The Company alleges that it was economic reasons, i. e., its policy of
retrenchment, not labor discrimination, which prevented it from rehiring
complainants. This is disproved, however, by the fact that it not only
readmitted the other strikers, but also hired new employees and even
increased the salaries of its personnel by almost 50%. We are convinced that
it was not business exigency but a desire to discourage union activities which
prompted the Company to deny readmittance to complainants. This is an
indubitable case of unfair labor practice.
The strike was illegal of purpose, the Company insists, first, because it
was staged for a trifling reason; and second, the union demands, which had
participated the strike, were already covered by an Industrial Court judgment,
for the alteration, modification or setting aside of which a certain procedure
has to be followed.
The Union began the strike because it believed in good faith that
settlement of their demands was at an impasse and that further negotiations
would only come to naught. It stopped the strike upon the belief they could go
back to work. Then it renewed the strike (or it started a new strike) as a
protest against the discrimination practiced by the Company. Both are valid
grounds for going on a strike.
It is true that on August 14, 1952 the Industrial Court promulgated a
decision in CIR Case No. 571-V, Marsman and Company Employees and
Laborer Association (MARCELA-FFW) vs. Marsman and Company, Inc.

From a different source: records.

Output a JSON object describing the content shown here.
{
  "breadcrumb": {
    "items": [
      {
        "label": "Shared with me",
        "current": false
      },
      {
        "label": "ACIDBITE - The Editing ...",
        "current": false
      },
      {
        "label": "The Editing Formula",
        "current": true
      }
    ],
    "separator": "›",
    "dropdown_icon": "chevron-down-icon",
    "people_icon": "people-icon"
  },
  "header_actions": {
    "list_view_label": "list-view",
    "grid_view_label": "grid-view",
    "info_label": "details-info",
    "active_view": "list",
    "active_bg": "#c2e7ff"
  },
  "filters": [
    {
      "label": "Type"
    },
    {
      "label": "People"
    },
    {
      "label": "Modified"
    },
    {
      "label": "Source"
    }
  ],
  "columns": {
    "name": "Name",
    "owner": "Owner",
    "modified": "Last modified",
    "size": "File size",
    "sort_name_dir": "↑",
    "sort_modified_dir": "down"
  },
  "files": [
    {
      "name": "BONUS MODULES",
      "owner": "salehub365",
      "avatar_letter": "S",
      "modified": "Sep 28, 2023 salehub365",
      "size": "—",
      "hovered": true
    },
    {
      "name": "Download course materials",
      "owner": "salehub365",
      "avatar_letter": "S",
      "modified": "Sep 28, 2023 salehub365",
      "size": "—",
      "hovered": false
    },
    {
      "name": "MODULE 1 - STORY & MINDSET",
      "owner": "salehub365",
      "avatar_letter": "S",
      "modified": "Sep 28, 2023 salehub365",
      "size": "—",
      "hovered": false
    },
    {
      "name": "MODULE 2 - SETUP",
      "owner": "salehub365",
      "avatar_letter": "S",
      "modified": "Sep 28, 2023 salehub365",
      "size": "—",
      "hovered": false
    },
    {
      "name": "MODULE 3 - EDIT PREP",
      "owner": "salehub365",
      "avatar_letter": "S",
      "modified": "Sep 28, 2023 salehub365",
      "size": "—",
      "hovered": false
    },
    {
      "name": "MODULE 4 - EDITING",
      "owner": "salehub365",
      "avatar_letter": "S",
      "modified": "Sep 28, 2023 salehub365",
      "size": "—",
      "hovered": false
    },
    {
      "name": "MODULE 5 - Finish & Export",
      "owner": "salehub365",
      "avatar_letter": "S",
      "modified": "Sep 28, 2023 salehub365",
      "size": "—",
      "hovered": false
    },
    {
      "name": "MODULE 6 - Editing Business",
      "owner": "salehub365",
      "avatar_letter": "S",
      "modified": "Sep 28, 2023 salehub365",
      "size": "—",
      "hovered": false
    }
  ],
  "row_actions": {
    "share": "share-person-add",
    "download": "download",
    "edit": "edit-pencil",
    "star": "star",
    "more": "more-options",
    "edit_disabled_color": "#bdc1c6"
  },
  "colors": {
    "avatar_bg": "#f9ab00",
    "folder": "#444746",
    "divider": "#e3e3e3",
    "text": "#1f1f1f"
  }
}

However, except for demand for general salary increases, the demands in
said labor case were different from the demands which the Union made
before it went on strike. For this reason, it did not have to ask for modification
of the aforementioned judgment. It had only to give the proper strike notice, as
in fact it did.
The Company further argues that since the methods used by the
strikers were illegal, it had the right to refuse them readmission. Of the 69
complainants, nine, namely Alejandro Mojar, Manuel Mazo, Esteban Borja,
Cecilio Walo, Eugenio Valenzuela, Elias Matic, Marcos Buccat, Malisimo
Vargas and Ricardo Antonio were charged with and convicted of various
crime like coercion, malicious mischief, physical injuries, breach of the peace,
light threats, and damage to property, all committed during the period from
September 4, 1954 to October 12, 1954. Admittedly, the Company could not
have condoned those acts which were committed after it had offered to
reinstate the strikers. Nevertheless, as the lower court reasoned out, it does
not appear that the aforementioned individual acts were authorized or even
impliedly sanctioned by the Union. Hence, the other strikers who were
innocent of and did not participate in the illegal acts should not be punished
by being deprived of their right of reinstatement. It is only those who had been
found guilty who should be penalized by the loss of the right. 3
We now come to the question of backpay. In an economic strike, the
strikers are not entitled to backpay, since the employer should get the
equivalent day's work for what he pays his employees. During the time that
the strike was an economic one, complainants had no right to back pay. The
Industrial Court could not have made a finding of unfair laborpractice with
respect to such time, as none had so far been committed. This being an
unfair labor practice case, it cannot, therefore, order reinstatement much less
back pay for that period. 4
On the other hand, even after the court has made a finding of
unfair labor practice, it still has the discretion to determine whether or not to
grant back pay. Such discretion was not abused when it denied back wages
to complainants, considering the climate of violence which attended the strike
and picket that the complainants conducted. While the complainants ordered
reinstated did not actively take part in the acts of violence, their minatory
attitude towards the Company may be gathered from the fact that from the
very first day of the strike policemen had to patrol the strike zone in order to
preserve peace. dctai

WHEREFORE, the judgment appealed from is affirmed, without costs.


(Consolidated Labor Association of the Phils. v. Marsman & Co., Inc., G.R. No.